AMARCORD
UNA CERTA IDEA DI NAPOLI
È barocco il gesto che mima
un entusiasmo inesistente, l’ammiccamento che sottintende un
rapporto tanto stretto quanto immaginario, il diniego
che maschera la confessione, la manifestazione
magniloquente di pietà che nasconde indifferenza (1)
Antonio Ghirelli*
Il barocco
Poco meno di due secoli fa, l’abate Galiani scrisse un
piccolo, incantevole saggio sulla maniera di attraversare
tutta Napoli, nelle ore più calde della nostra caldissima
estate, senza prendere il sole. È un’idea che può venire
soltanto a un napoletano non solo per l’assiduità del bel
tempo, ma soprattutto per la straordinaria dimestichezza che
ci lega alle strade, per la necessità e la vocazione che
abbiamo a consumarvi la più grande parte della nostra
giornata. Da ragazzo, appunto, io conquistai la nostra città
e la mia adolescenza passeggiando per le strade vecchie e
nuove di Napoli. Napoli, allora, aveva confini più netti,
contorni relativamente ristretti. A nordovest, che era poi
la mia direzione favorita, le case facevano presto a
diradarsi, cedevano al verde dei giardini e dei cespugli di
roccia, mi lasciavano solo con il panorama e con me stesso.
Avevo uno strano amico, a quel tempo: il fratello di
uno scrittore abbastanza celebre, un uomo già adulto e anzi
precocemente invecchiato in conseguenza di una malattia
nervosa che gli dava l’apparenza esteriore di un imbecille.
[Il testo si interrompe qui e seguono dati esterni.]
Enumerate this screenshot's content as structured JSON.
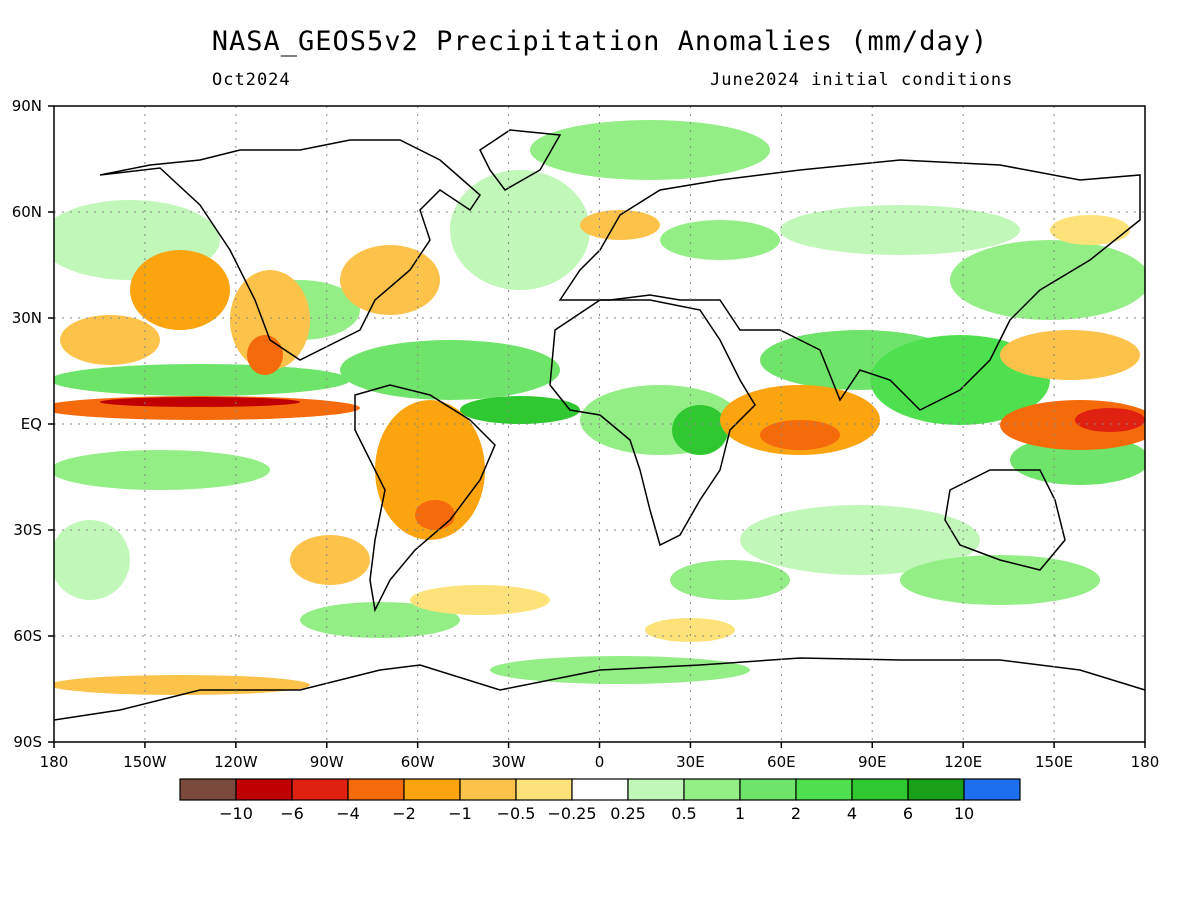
{
  "title": "NASA_GEOS5v2 Precipitation Anomalies (mm/day)",
  "subtitle_left": "Oct2024",
  "subtitle_right": "June2024 initial conditions",
  "map": {
    "lat_labels": [
      "90N",
      "60N",
      "30N",
      "EQ",
      "30S",
      "60S",
      "90S"
    ],
    "lon_labels": [
      "180",
      "150W",
      "120W",
      "90W",
      "60W",
      "30W",
      "0",
      "30E",
      "60E",
      "90E",
      "120E",
      "150E",
      "180"
    ]
  },
  "colorbar": {
    "labels": [
      "-10",
      "-6",
      "-4",
      "-2",
      "-1",
      "-0.5",
      "-0.25",
      "0.25",
      "0.5",
      "1",
      "2",
      "4",
      "6",
      "10"
    ],
    "colors": [
      "#7a4a3c",
      "#c00000",
      "#e02010",
      "#f56a0a",
      "#fca310",
      "#fdc24a",
      "#fde27a",
      "#ffffff",
      "#c2f7ba",
      "#94ee86",
      "#6fe46a",
      "#4ee04e",
      "#30c830",
      "#18a018",
      "#1e6ef0"
    ]
  },
  "features": {
    "wet_colors": [
      "#c2f7ba",
      "#94ee86",
      "#6fe46a",
      "#4ee04e",
      "#30c830",
      "#18a018"
    ],
    "dry_colors": [
      "#fde27a",
      "#fdc24a",
      "#fca310",
      "#f56a0a",
      "#e02010",
      "#c00000"
    ]
  }
}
Imbecille, tuttavia, egli non era; e a me, anzi, si svelava
con ingenua fiducia in tutta la sua bontà ed umana
esperienza.
Ne ebbi paura in principio, quindi via via imparai a
conoscerlo e a volergli bene. Sapeva molte cose di mondi
lontani, quasi che dal celebre fratello avesse derivato la
passione dei viaggi e la conoscenza di quelle terre; mentre,
probabilmente, era solo dotato dell’intuito misterioso che
nasce dalla sofferenza e dalla solitudine.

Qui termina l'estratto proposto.